On May 12, 2025, the Company entered into that certain Amendment Agreement (the “Series X Amendment Agreement”) with the Requisite Series X Holders (as defined in the Series X Certificate of Designations). Pursuant to the Series X Amendment Agreement, the Requisite Series X Holders agreed to amend the Series X Certificate of Designations by filing a Certificate of Amendment (“Series X Certificate of Amendment”) to the Series X Certificate of Designations with the Secretary of State of the State of Delaware to (i) increase the number of authorized shares of Series X Preferred Non-Voting Convertible Preferred Stock, par value $0.001 per share (the “Series X Preferred Stock”) from 57,720 shares to 62,220 shares and (ii) upon the closing of the Offering, to reduce the conversion price of the Series X Preferred Stock to the conversion price of the Preferred Stock.

 

On May 12, 2025, the Company filed the Series X Certificate of Amendment with the Secretary of State of the State of Delaware, thereby amending the Series X Certificate of Designations.

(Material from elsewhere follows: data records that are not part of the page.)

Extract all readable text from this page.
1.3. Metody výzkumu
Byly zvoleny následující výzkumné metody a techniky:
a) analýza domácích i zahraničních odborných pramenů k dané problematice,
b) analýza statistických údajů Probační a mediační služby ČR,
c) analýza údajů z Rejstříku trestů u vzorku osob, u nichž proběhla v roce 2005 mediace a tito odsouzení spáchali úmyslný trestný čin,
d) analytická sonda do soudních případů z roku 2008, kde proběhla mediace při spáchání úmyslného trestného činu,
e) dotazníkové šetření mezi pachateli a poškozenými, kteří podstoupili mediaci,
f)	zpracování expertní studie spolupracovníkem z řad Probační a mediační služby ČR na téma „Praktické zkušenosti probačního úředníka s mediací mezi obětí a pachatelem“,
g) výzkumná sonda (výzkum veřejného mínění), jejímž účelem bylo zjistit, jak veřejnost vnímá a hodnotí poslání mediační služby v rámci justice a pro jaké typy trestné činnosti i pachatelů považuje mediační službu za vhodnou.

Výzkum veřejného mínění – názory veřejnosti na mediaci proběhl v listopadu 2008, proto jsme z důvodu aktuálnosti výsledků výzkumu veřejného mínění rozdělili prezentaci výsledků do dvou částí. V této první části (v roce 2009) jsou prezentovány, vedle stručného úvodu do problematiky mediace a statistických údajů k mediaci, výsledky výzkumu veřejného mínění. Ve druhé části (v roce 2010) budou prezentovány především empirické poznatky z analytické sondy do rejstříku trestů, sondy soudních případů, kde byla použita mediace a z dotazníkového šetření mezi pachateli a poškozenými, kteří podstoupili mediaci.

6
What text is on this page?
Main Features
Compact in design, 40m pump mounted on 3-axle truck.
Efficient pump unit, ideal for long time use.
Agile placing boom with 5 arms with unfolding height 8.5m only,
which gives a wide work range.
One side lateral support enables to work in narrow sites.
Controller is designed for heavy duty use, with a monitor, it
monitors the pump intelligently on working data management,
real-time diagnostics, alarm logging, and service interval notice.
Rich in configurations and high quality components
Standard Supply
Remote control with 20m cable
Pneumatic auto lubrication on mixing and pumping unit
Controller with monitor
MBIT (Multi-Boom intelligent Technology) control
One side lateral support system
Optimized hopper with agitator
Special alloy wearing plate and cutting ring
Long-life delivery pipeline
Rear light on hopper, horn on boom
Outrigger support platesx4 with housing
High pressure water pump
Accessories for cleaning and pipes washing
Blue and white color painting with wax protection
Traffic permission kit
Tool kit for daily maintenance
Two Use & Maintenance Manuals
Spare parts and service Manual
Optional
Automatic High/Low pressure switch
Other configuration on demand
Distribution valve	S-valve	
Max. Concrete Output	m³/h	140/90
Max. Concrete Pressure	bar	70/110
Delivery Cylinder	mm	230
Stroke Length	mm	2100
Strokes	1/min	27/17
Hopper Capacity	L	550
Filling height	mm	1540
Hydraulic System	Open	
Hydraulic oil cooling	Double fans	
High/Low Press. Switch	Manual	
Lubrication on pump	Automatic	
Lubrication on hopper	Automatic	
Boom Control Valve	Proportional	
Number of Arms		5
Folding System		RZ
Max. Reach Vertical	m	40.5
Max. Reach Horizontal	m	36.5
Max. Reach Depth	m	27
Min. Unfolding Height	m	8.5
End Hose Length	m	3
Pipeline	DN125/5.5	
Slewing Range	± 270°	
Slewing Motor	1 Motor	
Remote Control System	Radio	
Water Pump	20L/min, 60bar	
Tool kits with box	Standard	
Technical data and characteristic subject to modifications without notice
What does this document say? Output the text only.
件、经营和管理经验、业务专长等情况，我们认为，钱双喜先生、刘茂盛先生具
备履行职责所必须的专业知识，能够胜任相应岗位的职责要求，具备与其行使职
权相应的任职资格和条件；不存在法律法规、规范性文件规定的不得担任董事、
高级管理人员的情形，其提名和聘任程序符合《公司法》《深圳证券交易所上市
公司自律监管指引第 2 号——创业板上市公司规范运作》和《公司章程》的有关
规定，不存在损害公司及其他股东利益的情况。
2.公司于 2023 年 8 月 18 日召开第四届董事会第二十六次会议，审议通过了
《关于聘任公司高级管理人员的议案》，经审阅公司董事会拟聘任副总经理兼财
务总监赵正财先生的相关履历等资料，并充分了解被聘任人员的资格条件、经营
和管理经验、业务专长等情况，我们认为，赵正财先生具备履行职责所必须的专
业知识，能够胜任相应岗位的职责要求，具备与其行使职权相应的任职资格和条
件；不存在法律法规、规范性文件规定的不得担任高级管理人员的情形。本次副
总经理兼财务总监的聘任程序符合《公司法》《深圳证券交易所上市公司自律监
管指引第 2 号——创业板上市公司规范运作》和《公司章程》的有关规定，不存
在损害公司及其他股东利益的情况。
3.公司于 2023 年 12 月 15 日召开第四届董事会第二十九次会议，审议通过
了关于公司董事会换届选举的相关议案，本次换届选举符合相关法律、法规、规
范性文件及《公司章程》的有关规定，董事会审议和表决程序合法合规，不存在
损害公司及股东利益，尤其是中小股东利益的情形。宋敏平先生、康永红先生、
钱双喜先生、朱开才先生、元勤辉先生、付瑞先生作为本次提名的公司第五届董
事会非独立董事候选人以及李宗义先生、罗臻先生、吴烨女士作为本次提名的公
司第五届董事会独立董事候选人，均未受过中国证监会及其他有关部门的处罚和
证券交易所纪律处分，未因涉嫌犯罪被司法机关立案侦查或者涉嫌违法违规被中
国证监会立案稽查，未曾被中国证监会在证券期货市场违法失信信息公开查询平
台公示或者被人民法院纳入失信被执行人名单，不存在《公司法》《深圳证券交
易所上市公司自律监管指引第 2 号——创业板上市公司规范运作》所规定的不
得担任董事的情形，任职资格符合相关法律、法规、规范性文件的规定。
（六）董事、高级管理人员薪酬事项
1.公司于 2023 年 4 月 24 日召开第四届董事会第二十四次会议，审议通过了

The Series X Certificate of Amendment became effective with the Secretary of State of the State of Delaware upon filing.

 

The foregoing descriptions of the Series X Amendment Agreement and the Series X Certificate of Amendment are qualified in their entirety by reference to the full text of each such document, copies of which are filed as Exhibit 10.1 and Exhibit 3.1, respectively, to this Current Report on Form 8-K and are incorporated by reference herein.

 

 
 

 

Item 3.03. Material Modification to Rights of Security Holders.

 

The matters described in Item 1.01 of this Current Report on Form 8-K related to the Preferred Stock, the Series X Preferred Stock, the Certificate of Designations and the Series X Certificate of Amendment are incorporated herein by reference.

 

Item 5.03. Amendments to Articles of Incorporation or Bylaws; Change in Fiscal Year.

 

The matters described in Item 1.01 of this Current Report on Form 8-K related to the filing of the Certificate of Designations and the Series X Certificate of Amendment are incorporated herein by reference.

 

Item 8.01. Other Events.

 

On May 15, 2025, the Company issued a press release announcing the pricing of the Offering. A copy of such press release is attached as Exhibit 99.1 to this Current Report on Form 8-K and is hereby incorporated by reference herein.

 

Item 9.01. Financial Statements and Exhibits.

 

(d) Exhibits.

 

Exhibit Number   Description of Exhibit
1.1   Underwriting Agreement, by and between the Company and Dawson James Securities, Inc., dated as of May 14, 2025.
3.1   Certificate of Amendment to Certificate of Designation of Preferences, Rights and Limitations of Series X Non-Voting Convertible Preferred Stock.
3.2   Certificate of Designation of the Preferences, Rights and Limitations of Series G Convertible Preferred Stock.
4.1   Form of Common Warrant issued on May 16, 2025.
4.2   Form of Representative’s Warrant issued on May 16, 2025.
10.1   Form of Amendment Agreement, dated as of May 12, 2025, by and among the Company and the holders party thereto.
99.1   Press Release, dated May 15, 2025.
104   Cover Page Interactive Data File (embedded within the Inline XBRL document)

 

 
 

 

SIGNATURES

 

Pursuant to the requirements of the Securities Exchange Act of 1934, as amended, the Registrant has duly caused this report to be signed on its behalf by the undersigned hereunto duly authorized.

 

Date: May 16, 2025 NANOVIBRONIX, Inc.